Кошелева: Без телефона, ключей и гигиенички.
Брошь: Без духов.
Брошь: Ванная.
Кошелева: Ванная.
Брошь: Очень оригинально.
Кошелева: Было ведь уже!
Симакова:
Симакова:
Когда мы обсуждали с вами выставку, так или иначе была обозначена тема safe place. Мы и в личных разговорах говорили, как хочется своего места, чтобы быть ближе к земле. Не является ли для вас художественная деятельность таким медитативным процессом, через который можно отдохнуть и этот свой мир выстроить?
Ковалева:
Ковалева:
И насколько искусство, которое вы делаете, — работа, а насколько — личное переживание?
Кошелева:
Кошелева:
Я долго думала, как ответить на вопрос о том, что такое safe space, и поняла, что для меня это какое-то пространство между светом и тьмой. В начале этого года я внимательнее стала относиться к символу ин-янь, что банально, но тем не менее я глубже его поняла. Что такое живопись — это холст и масло, такая средневековая техника, но для меня только в ней возможно создание сбалансированного высказывания, и традиционного, и хайпового. При этом живопись очень трудозатратная, а получившаяся в итоге картинка — какое-то чистилище. Погружаясь в него, ты выбираешь, в какую сторону идешь, как будешь трактовать сюжет, что для тебя значит эта работа, ты ее отвергаешь или принимаешь.
Ковалева:
Ковалева:
Апо, а у тебя?
Брошь:
Брошь:
Я это не для записи скажу, но в моей обычной повседневности отсутствует чувство контроля. Я не знаю, в каком порядке что произойдет, что случится за день… А работа для меня — место полного погружения, где я сама могу управлять миром, и если совершаю ошибки, то это мои ошибки. С момента наступления карантина я старалась к работе подходить как к психоанализу, то есть это погружение в себя через работу, в какой-то параллельный мир, где только я сама за все отвечаю.
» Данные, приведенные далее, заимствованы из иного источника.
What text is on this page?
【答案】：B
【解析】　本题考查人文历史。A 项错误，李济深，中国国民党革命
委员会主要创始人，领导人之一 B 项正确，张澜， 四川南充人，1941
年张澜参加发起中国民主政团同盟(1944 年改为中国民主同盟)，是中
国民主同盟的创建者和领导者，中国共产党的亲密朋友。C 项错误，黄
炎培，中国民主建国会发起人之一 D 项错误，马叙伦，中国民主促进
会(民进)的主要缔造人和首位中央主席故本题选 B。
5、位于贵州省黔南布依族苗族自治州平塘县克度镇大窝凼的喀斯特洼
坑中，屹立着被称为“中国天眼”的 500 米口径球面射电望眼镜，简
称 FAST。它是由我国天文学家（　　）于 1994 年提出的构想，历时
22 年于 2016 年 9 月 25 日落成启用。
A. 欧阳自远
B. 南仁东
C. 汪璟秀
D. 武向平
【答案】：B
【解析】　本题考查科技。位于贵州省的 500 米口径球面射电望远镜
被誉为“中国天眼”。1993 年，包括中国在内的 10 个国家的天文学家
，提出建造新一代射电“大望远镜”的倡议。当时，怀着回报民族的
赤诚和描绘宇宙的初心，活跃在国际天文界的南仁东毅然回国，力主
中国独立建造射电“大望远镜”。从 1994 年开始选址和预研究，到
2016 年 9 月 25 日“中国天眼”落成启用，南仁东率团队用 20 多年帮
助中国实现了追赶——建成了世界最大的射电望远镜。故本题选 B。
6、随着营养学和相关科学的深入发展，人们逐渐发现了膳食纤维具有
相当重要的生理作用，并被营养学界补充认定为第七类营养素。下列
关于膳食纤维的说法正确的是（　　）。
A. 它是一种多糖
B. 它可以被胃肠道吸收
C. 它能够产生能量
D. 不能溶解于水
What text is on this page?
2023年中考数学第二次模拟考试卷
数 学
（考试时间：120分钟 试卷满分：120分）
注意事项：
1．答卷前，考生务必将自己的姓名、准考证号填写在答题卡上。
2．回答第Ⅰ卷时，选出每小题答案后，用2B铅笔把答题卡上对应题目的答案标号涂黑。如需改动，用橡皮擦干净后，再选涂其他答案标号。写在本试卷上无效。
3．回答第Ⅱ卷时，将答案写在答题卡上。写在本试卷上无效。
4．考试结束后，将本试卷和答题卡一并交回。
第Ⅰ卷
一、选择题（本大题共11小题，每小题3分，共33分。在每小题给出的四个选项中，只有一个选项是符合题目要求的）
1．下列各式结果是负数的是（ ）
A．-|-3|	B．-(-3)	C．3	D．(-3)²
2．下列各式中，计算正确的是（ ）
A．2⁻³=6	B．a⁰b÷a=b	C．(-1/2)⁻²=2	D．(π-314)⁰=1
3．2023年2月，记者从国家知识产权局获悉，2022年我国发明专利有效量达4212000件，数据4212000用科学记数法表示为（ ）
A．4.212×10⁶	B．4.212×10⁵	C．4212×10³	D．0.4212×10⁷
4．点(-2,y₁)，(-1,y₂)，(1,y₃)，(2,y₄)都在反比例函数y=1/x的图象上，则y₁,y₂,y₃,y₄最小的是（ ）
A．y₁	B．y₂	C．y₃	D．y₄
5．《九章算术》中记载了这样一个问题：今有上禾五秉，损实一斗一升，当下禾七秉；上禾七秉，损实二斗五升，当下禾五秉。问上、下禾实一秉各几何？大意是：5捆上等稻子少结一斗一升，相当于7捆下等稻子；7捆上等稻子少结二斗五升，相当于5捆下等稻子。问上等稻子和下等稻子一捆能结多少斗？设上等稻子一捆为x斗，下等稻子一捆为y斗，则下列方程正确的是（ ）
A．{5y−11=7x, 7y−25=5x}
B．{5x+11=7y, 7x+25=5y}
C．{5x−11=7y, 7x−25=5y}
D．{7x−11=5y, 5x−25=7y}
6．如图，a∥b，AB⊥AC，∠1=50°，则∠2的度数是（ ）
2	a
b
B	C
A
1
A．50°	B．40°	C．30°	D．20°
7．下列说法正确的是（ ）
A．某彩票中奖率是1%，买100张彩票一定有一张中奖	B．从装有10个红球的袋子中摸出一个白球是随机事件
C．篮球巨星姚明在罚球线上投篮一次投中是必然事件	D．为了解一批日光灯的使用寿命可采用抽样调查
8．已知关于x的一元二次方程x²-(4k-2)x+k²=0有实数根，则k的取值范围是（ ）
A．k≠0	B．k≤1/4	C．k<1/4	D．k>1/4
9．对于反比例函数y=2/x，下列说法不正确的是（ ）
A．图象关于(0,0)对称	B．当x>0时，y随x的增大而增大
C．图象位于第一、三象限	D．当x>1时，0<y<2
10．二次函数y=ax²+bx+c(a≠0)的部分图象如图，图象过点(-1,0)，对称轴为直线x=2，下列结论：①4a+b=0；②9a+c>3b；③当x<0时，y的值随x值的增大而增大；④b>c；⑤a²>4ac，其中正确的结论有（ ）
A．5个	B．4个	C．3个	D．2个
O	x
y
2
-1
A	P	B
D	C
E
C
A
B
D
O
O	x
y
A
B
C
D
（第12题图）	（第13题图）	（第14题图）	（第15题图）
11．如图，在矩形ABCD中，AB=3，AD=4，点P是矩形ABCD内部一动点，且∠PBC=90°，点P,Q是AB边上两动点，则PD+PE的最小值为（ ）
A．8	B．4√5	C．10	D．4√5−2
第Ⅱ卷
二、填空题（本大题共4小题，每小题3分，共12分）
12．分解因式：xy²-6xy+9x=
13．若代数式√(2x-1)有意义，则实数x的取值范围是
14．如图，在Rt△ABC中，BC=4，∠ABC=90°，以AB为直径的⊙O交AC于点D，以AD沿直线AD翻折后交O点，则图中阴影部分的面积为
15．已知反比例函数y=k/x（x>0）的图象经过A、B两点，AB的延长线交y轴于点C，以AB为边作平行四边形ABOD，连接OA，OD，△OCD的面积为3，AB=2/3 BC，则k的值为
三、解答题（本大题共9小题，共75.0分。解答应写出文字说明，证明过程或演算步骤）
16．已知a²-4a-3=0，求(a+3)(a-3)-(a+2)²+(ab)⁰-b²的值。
И что из этого выйдет, зависит от глубины погружения.
Кошелева:
Кошелева:
Как на приеме у психолога: ты никогда не знаешь, чем закончится ваш разговор. Собираешься говорить об одном, а что вообще вышло… Сидишь в итоге и вспоминаешь, как котенка на твоих глазах переехали...
Симакова:
Симакова:
Апо, насколько работа с керамикой в миксе с психоанализом помогает с собой разбираться?
Брошь:
Брошь:
Мы с психологом обсуждали, что через работу очень проецируешь себя и свои воспоминания, зачастую бессознательно. Керамические работы у меня раньше были такие гладенькие, ровненькие, будто хотели прикинуться чем-то другим, и так же в моей жизни: какая-то фальшивая наружность проявлялась. Мне это ужасно не нравилось, поэтому последние работы посвящены тому, чтобы глина оставалась глиной с неровностями и трещинами.
Ковалева:
Ковалева:
Вика, а у тебя как с честностью с собой?
Кошелева:
Кошелева:
Я замечаю, что пытаюсь доказать свой профессионализм за счет лютого трудоголизма, и хочу показать, что женщина тоже может адски фигачить. При этом, когда делаю суперчувственную работу, когда она посвящена любви, поцелуям, мне становится стыдно сказать: да, эта работа посвящена поцелую. Когда что-то подобное делает мужчина, все ссут кипятком: потрясающе, как он может чувствовать, какой он нежный, как он передал цвета, увидел красоту. И получается, что да, мои сюжеты нежные, но я пытаюсь компенсировать это количеством, размером, напористостью, напряженностью. Поэтому я ищу идеально сбалансированную модель творчества, чтобы и самой быть довольной и не комплексовать, что я женщина. Много очень передергиваний в современном феминизме, тема стала искаженной и гипертрофированно понимается. Я вот думаю, может, лет 30 пройдет, и все поменяется в лучшую сторону, но сейчас сложно…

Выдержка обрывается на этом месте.